In its directive to Pakistan’s Broadcasting Association, PEMRA noted that the ad was “perceived as indecent, immoral and in sheer disregard to our socio-cultural and religious values,” according to the Express Tribune. The commercial has also been criticized by many Pakistanis for being too racy and failing to discuss condom use as a family planning tool.

By Western standards, it’s not much to raise eyebrows: supermodel Mathira Mohammed tends adoringly to her less attractive, new husband, even asking neighbors for ice to cool his drink, to the consternation of the couple next door. Finally, Mohammed’s husband fesses up: The beautiful woman adores him because he uses Josh condoms, which, by the way, are also available in strawberry flavor.

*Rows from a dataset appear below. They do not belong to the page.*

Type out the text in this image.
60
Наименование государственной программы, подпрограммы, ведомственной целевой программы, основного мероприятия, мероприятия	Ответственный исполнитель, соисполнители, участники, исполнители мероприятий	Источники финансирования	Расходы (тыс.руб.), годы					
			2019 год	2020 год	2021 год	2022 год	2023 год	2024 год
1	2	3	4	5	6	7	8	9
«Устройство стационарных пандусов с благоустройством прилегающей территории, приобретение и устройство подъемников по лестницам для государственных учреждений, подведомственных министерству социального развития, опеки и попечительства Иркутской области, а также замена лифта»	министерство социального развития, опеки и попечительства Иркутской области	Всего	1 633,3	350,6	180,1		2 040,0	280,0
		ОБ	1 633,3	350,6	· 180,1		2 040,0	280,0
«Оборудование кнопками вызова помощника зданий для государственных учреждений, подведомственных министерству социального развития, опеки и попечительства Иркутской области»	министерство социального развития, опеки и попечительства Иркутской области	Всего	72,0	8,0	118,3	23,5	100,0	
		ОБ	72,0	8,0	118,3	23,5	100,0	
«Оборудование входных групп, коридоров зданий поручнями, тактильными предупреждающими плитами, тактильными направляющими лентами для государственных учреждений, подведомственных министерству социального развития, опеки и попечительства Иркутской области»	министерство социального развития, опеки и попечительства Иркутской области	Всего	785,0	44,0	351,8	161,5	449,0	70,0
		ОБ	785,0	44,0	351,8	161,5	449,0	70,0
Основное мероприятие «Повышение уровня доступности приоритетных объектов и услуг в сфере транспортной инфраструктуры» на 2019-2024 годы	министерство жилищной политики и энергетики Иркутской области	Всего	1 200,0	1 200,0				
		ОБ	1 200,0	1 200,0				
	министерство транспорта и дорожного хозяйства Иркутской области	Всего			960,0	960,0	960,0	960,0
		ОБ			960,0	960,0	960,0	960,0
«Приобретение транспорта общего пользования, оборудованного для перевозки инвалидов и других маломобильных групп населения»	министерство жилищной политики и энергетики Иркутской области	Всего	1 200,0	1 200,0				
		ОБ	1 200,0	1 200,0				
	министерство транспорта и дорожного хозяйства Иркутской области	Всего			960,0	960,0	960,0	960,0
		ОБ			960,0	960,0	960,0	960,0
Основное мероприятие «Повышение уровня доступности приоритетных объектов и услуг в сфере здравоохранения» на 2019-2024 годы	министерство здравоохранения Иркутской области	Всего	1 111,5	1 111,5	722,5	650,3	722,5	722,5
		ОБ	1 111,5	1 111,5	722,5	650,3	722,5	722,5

One  columnist, Zahra Peer Mohammed, wrote in Pakistan’s Express Tribune that she supported PEMRA’s take-down of the ad because it missed the mark in its portrayal of women. While Josh’s efforts to advertise birth control are laudable, the commercial tells viewers that women are objects that can be made submissive through sex, she writes. The columnist says condom ads can be delivered in a more culturally sensitive way “that works in a conservative, fiercely patriarchal society where education and awareness about sex is abysmal.”

Currently, an estimated 27 percent of Pakistan’s 193 million residents have access to birth control. In a society where conversations about family planning are often taboo and fraught with religious undertones, efforts to curb family sizes remain an uphill battle.